STEP 2: Immediate notification to the trademark proprietors to identify counterfeit goods

 

Strict notification requirements by Customs Authority to Trademark Proprietors are imposed under governing IP laws. When Customs Authority suspects that certain imported or exported articles may infringe a registered trademark, the Customs must notify the Trademark Proprietor accordingly. The notice may be an oral notice or by text, telephone, email or fax. After receiving the notification, the Trademark Proprietor has the opportunity to inspect the goods onsite but it must do so within the prescribed times - within 4 hours for goods exported by air freight, and within 24 hours for goods imported or exported by sea freight and goods imported by air freight. In reality, such prescribed timeframes are short and often put Trademark Proprietors under significant pressure to attend in time.

 

But in comparison, where the authorities seized the goods pursuant to Non-IP Laws, the trademark proprietors do not face the same time constraint when asked to provide assessment assistance. This approach is therefore operationally more flexible and also preferred by international companies who could then plan to appoint and send overseas team to Taiwan to authenticate the seized counterfeit goods.

 

STEP 3: Destruction of the counterfeit goods

 

Following successful seizure and identification of counterfeit goods, the enforcement agency is able to destroy the confirmed counterfeit goods.
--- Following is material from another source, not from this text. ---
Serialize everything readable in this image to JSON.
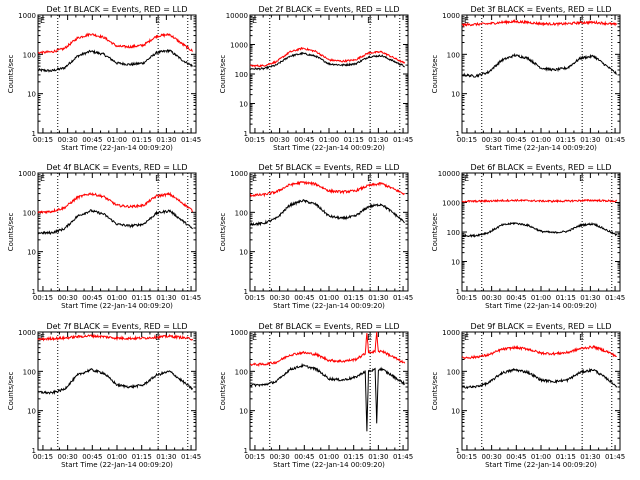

In many cases similar to the Case Study, the Kaohsiung City Government had on various occasions destroyed the seized cigarettes based on The Tobacco and Alcohol Administration Act.

 

2. The Necessity to Register Trademarks at Main Transshipment Sites

 

When deciding on the global trademark registration strategy, Trademark Proprietors or Brand Owners are often inclined to evaluate the marketability of the product in the country under consideration.

 

Yet from the viewpoint of combating counterfeit products, trademark registration in countries where transshipments are necessary, is just as important as trademark registration in countries where the products will be marketed. This is especially true for countries that enable law enforcement agencies to exercise certain enforcement actions based on the registered status of the trademark. Therefore, Proprietors are highly recommended to register trademarks even in countries that act as transshipment points where the product may not be marketed, for the purpose of legally enabling Customs seizures at that transshipment point, such as Taiwan in this instance. These registrations will practically complement and enhance the effectiveness of a global anti-counterfeiting strategy.

 

In summary, combating counterfeiting presents as an ongoing challenge for enterprises because of the ever-evolving nature of counterfeiting techniques and the many deliberately disguised operations involved. However, both IP- and Non-IP laws come to the Proprietors' aid for the protection of their registered trademarks. As illustrated above, especially where seizure operations are required, the expertise and readiness of the legal counsel engaged by the enterprise will greatly increase the likelihood of success against these illegal counterfeiting activities.